I was wondering the same thing.. If you bought back in 2014 then you would have made money just on the strengthening of the Sterling.
However, with the way the Sterling is right now you could lose money just on the exchange rate.
Personally, I'm looking at countries where their currency has been significantly devalued in the past 12 months. Istanbul,Turkey being the number one candidate for me.
 
P

PropEx

Member
@PropEx I was wondering whether you have been impacted in any way by the devaluation of sterling against the dollar. Do you hedge your currency exposure?
Because I'm buying wholesale and I'm buying on average 30% below market value I would say I'm pretty well hedged already and especially if you take into consideration the difference in the average yield in Britain and the yields i am getting in the US.
 
P

PropEx

Member
I was wondering the same thing.. If you bought back in 2014 then you would have made money just on the strengthening of the Sterling.
However, with the way the Sterling is right now you could lose money just on the exchange rate.
Personally, I'm looking at countries where their currency has been significantly devalued in the past 12 months. Istanbul,Turkey being the number one candidate for me.
It is only devalued if you know the currency's true value. I can't see Turkey's currency strengthening any time soon, or their tourism industry for that matter!
 
B

Blake Bull

New Member
It is only devalued if you know the currency's true value.
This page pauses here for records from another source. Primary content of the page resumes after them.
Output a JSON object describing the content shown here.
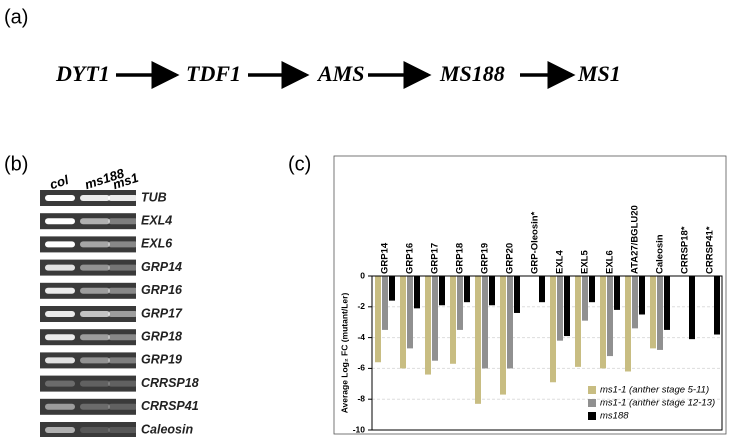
{
  "panel_a": {
    "label": "(a)",
    "nodes": [
      "DYT1",
      "TDF1",
      "AMS",
      "MS188",
      "MS1"
    ]
  },
  "panel_b": {
    "label": "(b)",
    "columns": [
      "col",
      "ms188",
      "ms1"
    ],
    "rows": [
      "TUB",
      "EXL4",
      "EXL6",
      "GRP14",
      "GRP16",
      "GRP17",
      "GRP18",
      "GRP19",
      "CRRSP18",
      "CRRSP41",
      "Caleosin"
    ]
  },
  "chart_data": {
    "type": "bar",
    "panel_label": "(c)",
    "y_label": "Average Log₂ FC (mutant/Ler)",
    "categories": [
      "GRP14",
      "GRP16",
      "GRP17",
      "GRP18",
      "GRP19",
      "GRP20",
      "GRP-Oleosin*",
      "EXL4",
      "EXL5",
      "EXL6",
      "ATA27/BGLU20",
      "Caleosin",
      "CRRSP18*",
      "CRRSP41*"
    ],
    "series": [
      {
        "name": "ms1-1 (anther stage 5-11)",
        "color": "#c8bd82",
        "values": [
          -5.6,
          -6.0,
          -6.4,
          -5.7,
          -8.3,
          -7.7,
          null,
          -6.9,
          -5.9,
          -6.0,
          -6.2,
          -4.7,
          null,
          null
        ]
      },
      {
        "name": "ms1-1 (anther stage 12-13)",
        "color": "#909090",
        "values": [
          -3.5,
          -4.7,
          -5.5,
          -3.5,
          -6.0,
          -6.0,
          null,
          -4.2,
          -2.9,
          -5.2,
          -3.4,
          -4.8,
          null,
          null
        ]
      },
      {
        "name": "ms188",
        "color": "#000000",
        "values": [
          -1.6,
          -2.1,
          -1.9,
          -1.7,
          -1.9,
          -2.4,
          -1.7,
          -3.9,
          -1.7,
          -2.2,
          -2.5,
          -3.5,
          -4.1,
          -3.8
        ]
      }
    ],
    "ylim": [
      -10,
      0
    ],
    "yticks": [
      0,
      -2,
      -4,
      -6,
      -8,
      -10
    ],
    "grid": true,
    "legend": "bottom-right"
  }
}
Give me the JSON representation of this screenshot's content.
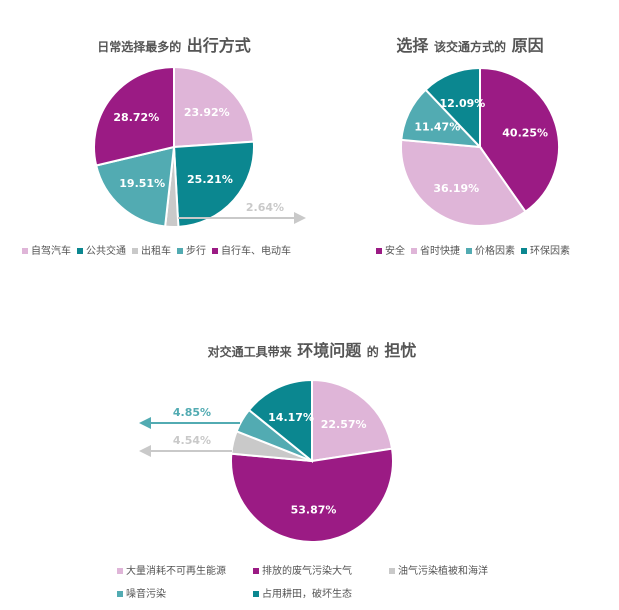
{
  "chart_data": [
    {
      "type": "pie",
      "title_parts": [
        "日常选择最多的",
        "出行方式"
      ],
      "categories": [
        "自驾汽车",
        "公共交通",
        "出租车",
        "步行",
        "自行车、电动车"
      ],
      "values": [
        23.92,
        25.21,
        2.64,
        19.51,
        28.72
      ],
      "labels": [
        "23.92%",
        "25.21%",
        "2.64%",
        "19.51%",
        "28.72%"
      ],
      "colors": [
        "#dfb5d8",
        "#0b8790",
        "#c9c9c9",
        "#52abb2",
        "#9b1b84"
      ]
    },
    {
      "type": "pie",
      "title_parts": [
        "选择",
        "该交通方式的",
        "原因"
      ],
      "categories": [
        "安全",
        "省时快捷",
        "价格因素",
        "环保因素"
      ],
      "values": [
        40.25,
        36.19,
        11.47,
        12.09
      ],
      "labels": [
        "40.25%",
        "36.19%",
        "11.47%",
        "12.09%"
      ],
      "colors": [
        "#9b1b84",
        "#dfb5d8",
        "#52abb2",
        "#0b8790"
      ]
    },
    {
      "type": "pie",
      "title_parts": [
        "对交通工具带来",
        "环境问题",
        "的",
        "担忧"
      ],
      "categories": [
        "大量消耗不可再生能源",
        "排放的废气污染大气",
        "油气污染植被和海洋",
        "噪音污染",
        "占用耕田，破坏生态"
      ],
      "values": [
        22.57,
        53.87,
        4.54,
        4.85,
        14.17
      ],
      "labels": [
        "22.57%",
        "53.87%",
        "4.54%",
        "4.85%",
        "14.17%"
      ],
      "colors": [
        "#dfb5d8",
        "#9b1b84",
        "#c9c9c9",
        "#52abb2",
        "#0b8790"
      ]
    }
  ]
}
I can't see Turkey's currency strengthening any time soon, or their tourism industry for that matter!
Are you insinuating that Turkish property prices/yields are totally dependant on the Turkish tourism sector?

Let's look at the facts... In 2015 the Tourism sector equated for 10.6% of Turkey's total annual GDP. The UK's is 7.1% and the US is 8.5%.

Turkish property prices, especially in Istanbul are not dependant on tourism.

Furthermore, to answer your question about a currencies 'true value'. Please enlighten me with your opinions on the macro and micro outlook for the Turkish Lira.